The first episode aired recently on the topic of immigration, with guest Aaron Reichlin-Melnick of the American Immigration Council. I've never heard of him before, which tells me he's a wonk on the topic. 

It's a informative on many levels, but here are some specific facts I learned:

  • As part of undermining legal immigration, the Trump administration imposed a hiring freeze within the refugee resettlement program. By the time Biden took office, there were 1,000 fewer adjudicators on staff.
  • When Obama left office, the U.S. was accepting 100,000 refugees per year. By the time Trump left, it was 15,000. No matter what Biden wanted to do, it wasn't possible to increase the number immediately because there weren't enough adjudicators, and the network of nonprofit resettlement organizations across the country had been decimated during the Trump years as well, with their staffs cut back because of lack of work. The number of refugees admitted is just now reaching the level it was at the end of the Obama years. (And note that it's not as if 100,000 is a great number relative to many other countries!)
  • The Trump administration used every petty means it could to keep people from coming here who had a right to come under international law. One example Reichlin-Melnick gave was this: forms with fields an applicant didn't need (like apartment number when you live in a house) were rejected if the person didn't put NA into the field. 
  • The number of people "at the border" is not more than some other times in the last 25 years, but the nature of the situation and who they are has changed. And, of course, our systems have not kept up because Republicans in Congress have made sure nothing can get fixed.

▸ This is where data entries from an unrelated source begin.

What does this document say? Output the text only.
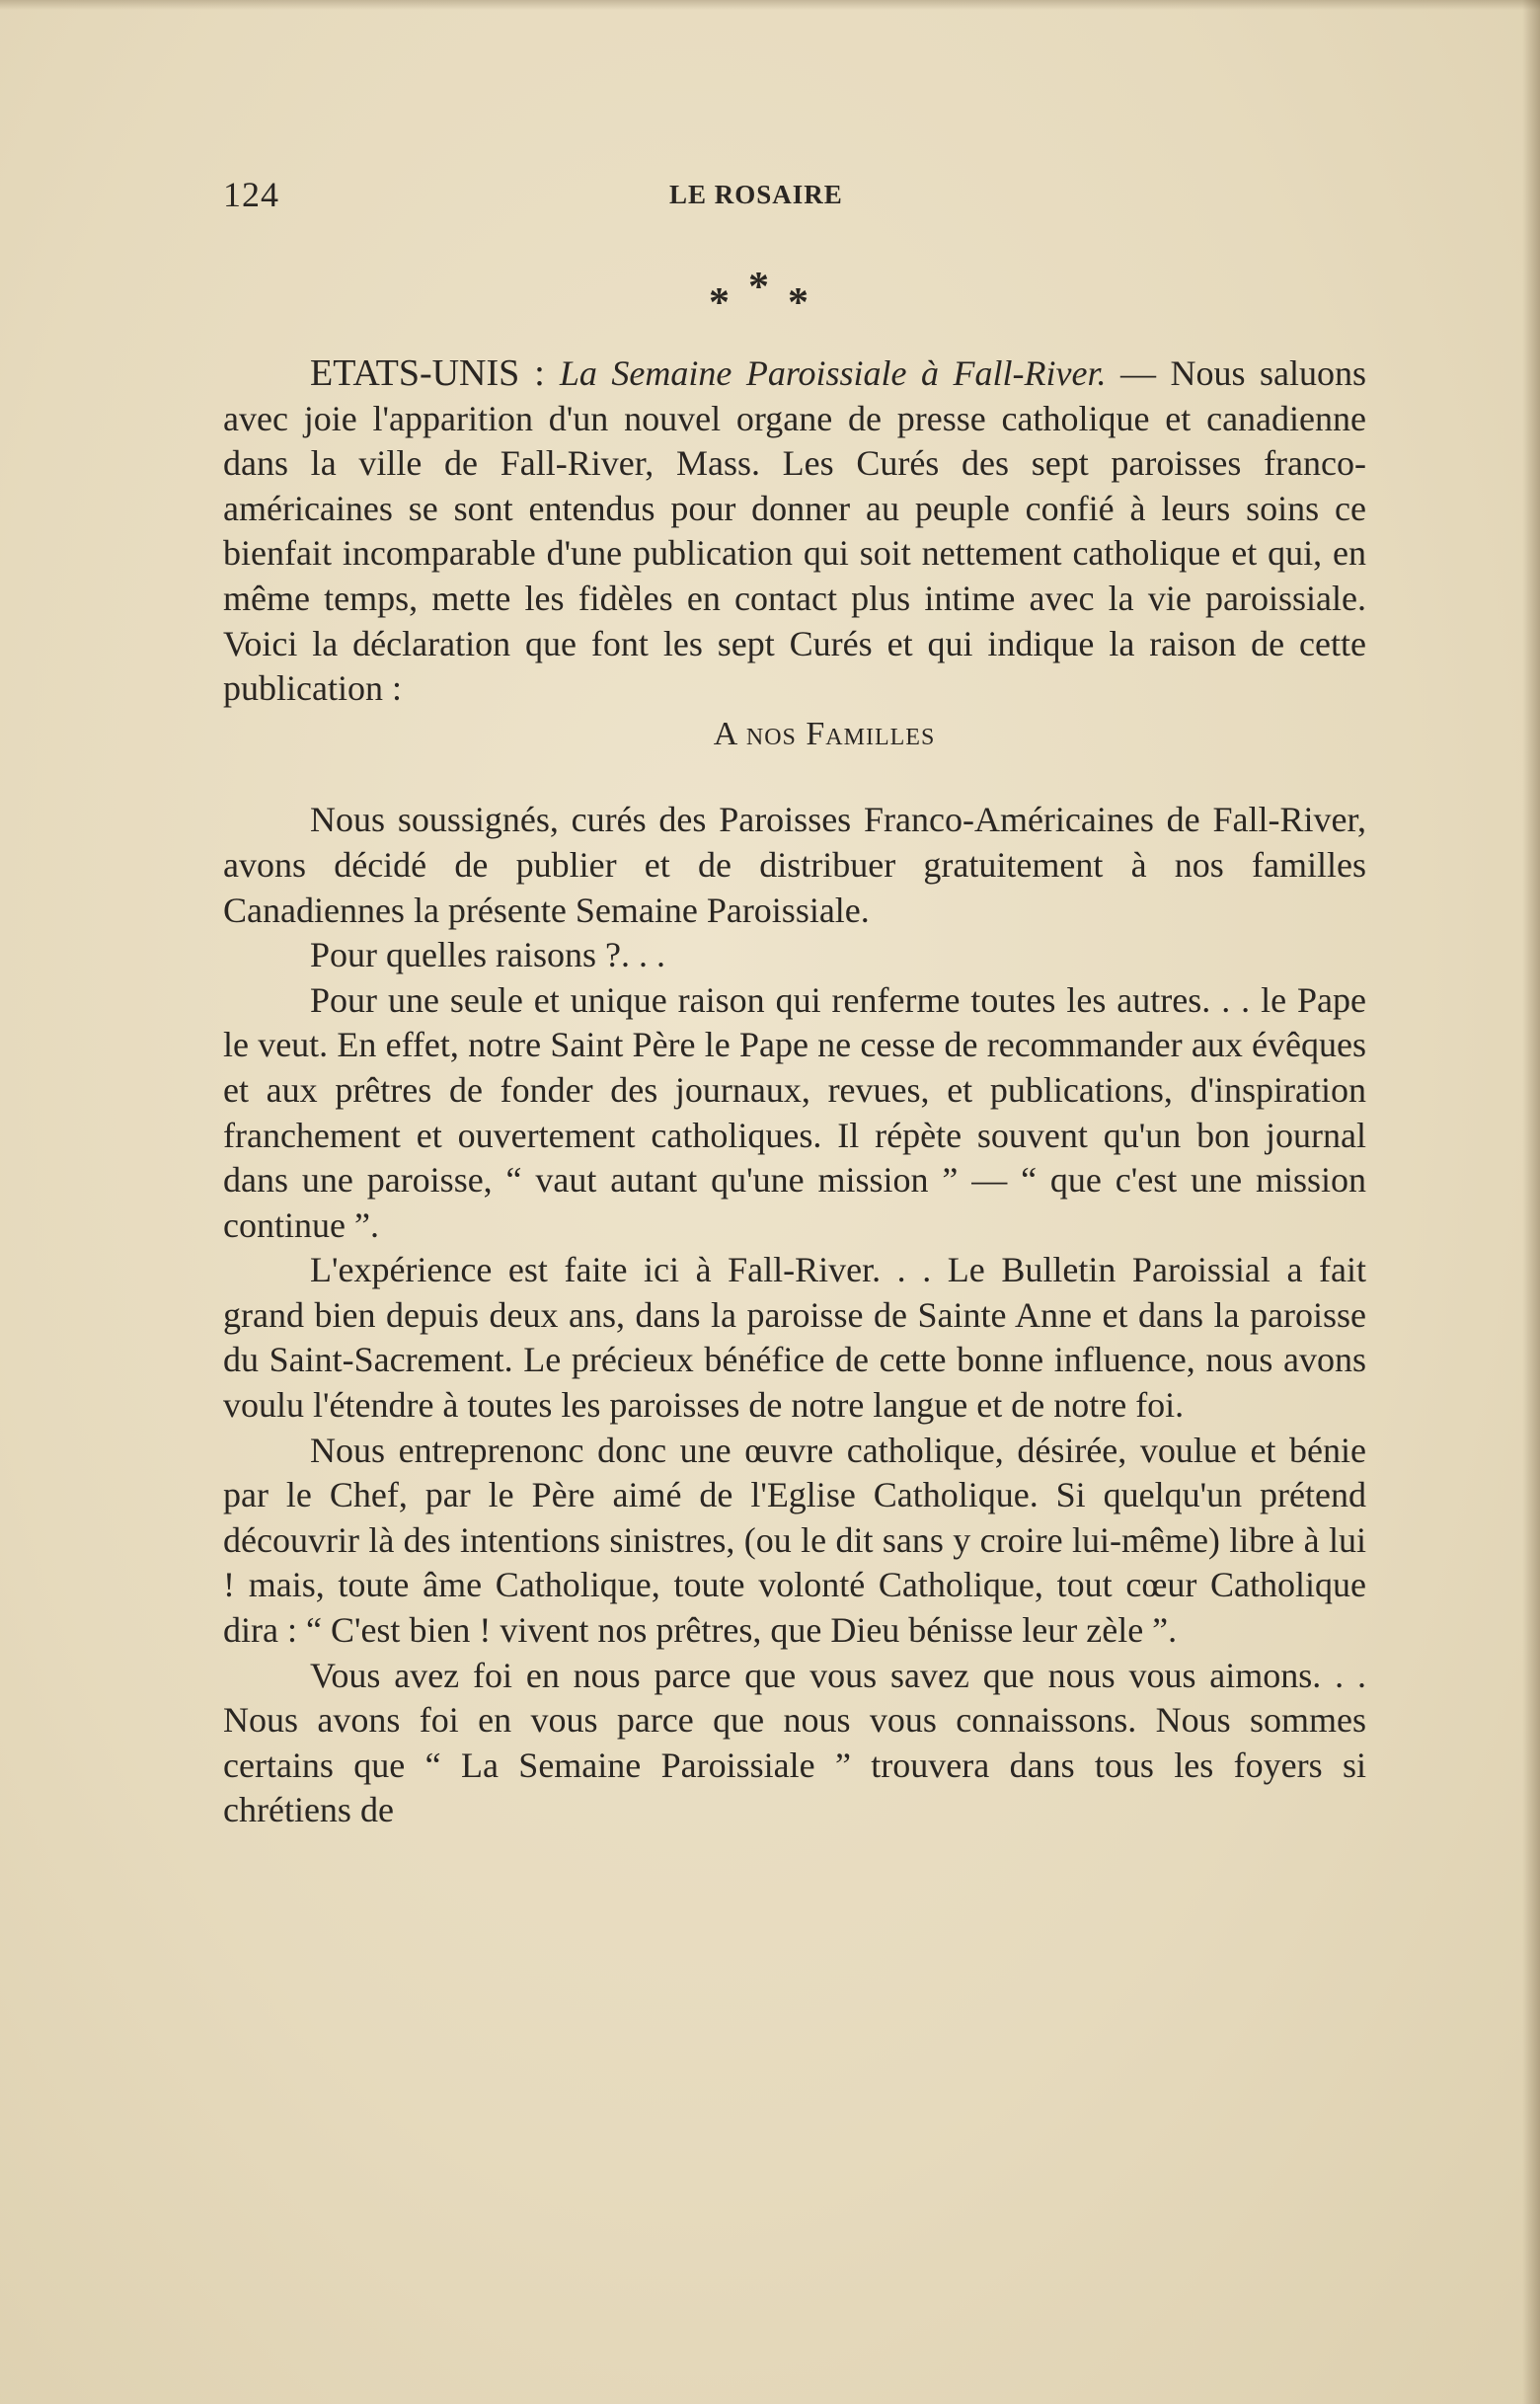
124	LE ROSAIRE
* * *

ETATS-UNIS : La Semaine Paroissiale à Fall-River. — Nous saluons avec joie l'apparition d'un nouvel organe de presse catholique et canadienne dans la ville de Fall-River, Mass. Les Curés des sept paroisses franco-américaines se sont entendus pour donner au peuple confié à leurs soins ce bienfait incomparable d'une publication qui soit nettement catholique et qui, en même temps, mette les fidèles en contact plus intime avec la vie paroissiale. Voici la déclaration que font les sept Curés et qui indique la raison de cette publication :

A nos Familles

Nous soussignés, curés des Paroisses Franco-Américaines de Fall-River, avons décidé de publier et de distribuer gratuitement à nos familles Canadiennes la présente Semaine Paroissiale.

Pour quelles raisons ?. . .

Pour une seule et unique raison qui renferme toutes les autres. . . le Pape le veut. En effet, notre Saint Père le Pape ne cesse de recommander aux évêques et aux prêtres de fonder des journaux, revues, et publications, d'inspiration franchement et ouvertement catholiques. Il répète souvent qu'un bon journal dans une paroisse, “ vaut autant qu'une mission ” — “ que c'est une mission continue ”.

L'expérience est faite ici à Fall-River. . . Le Bulletin Paroissial a fait grand bien depuis deux ans, dans la paroisse de Sainte Anne et dans la paroisse du Saint-Sacrement. Le précieux bénéfice de cette bonne influence, nous avons voulu l'étendre à toutes les paroisses de notre langue et de notre foi.

Nous entreprenonc donc une œuvre catholique, désirée, voulue et bénie par le Chef, par le Père aimé de l'Eglise Catholique. Si quelqu'un prétend découvrir là des intentions sinistres, (ou le dit sans y croire lui-même) libre à lui ! mais, toute âme Catholique, toute volonté Catholique, tout cœur Catholique dira : “ C'est bien ! vivent nos prêtres, que Dieu bénisse leur zèle ”.

Vous avez foi en nous parce que vous savez que nous vous aimons. . . Nous avons foi en vous parce que nous vous connaissons. Nous sommes certains que “ La Semaine Paroissiale ” trouvera dans tous les foyers si chrétiens de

The details of what happened with family separation, "zero tolerance," and the failure of deterrence are all laid out, including what happened in 2020 during the covid shutdowns, when none of us were paying attention to immigration.

At the end, Reichlin-Melnick says that a slight bit of progress is being made now against the asylum backlog, but the structural issues persist, which only Congress can address . 

Finally, he says, "As legal immigration becomes more inaccessible, people are driven to the border... You need a broader perspective that looks at the systemic issues that are causing people to do this."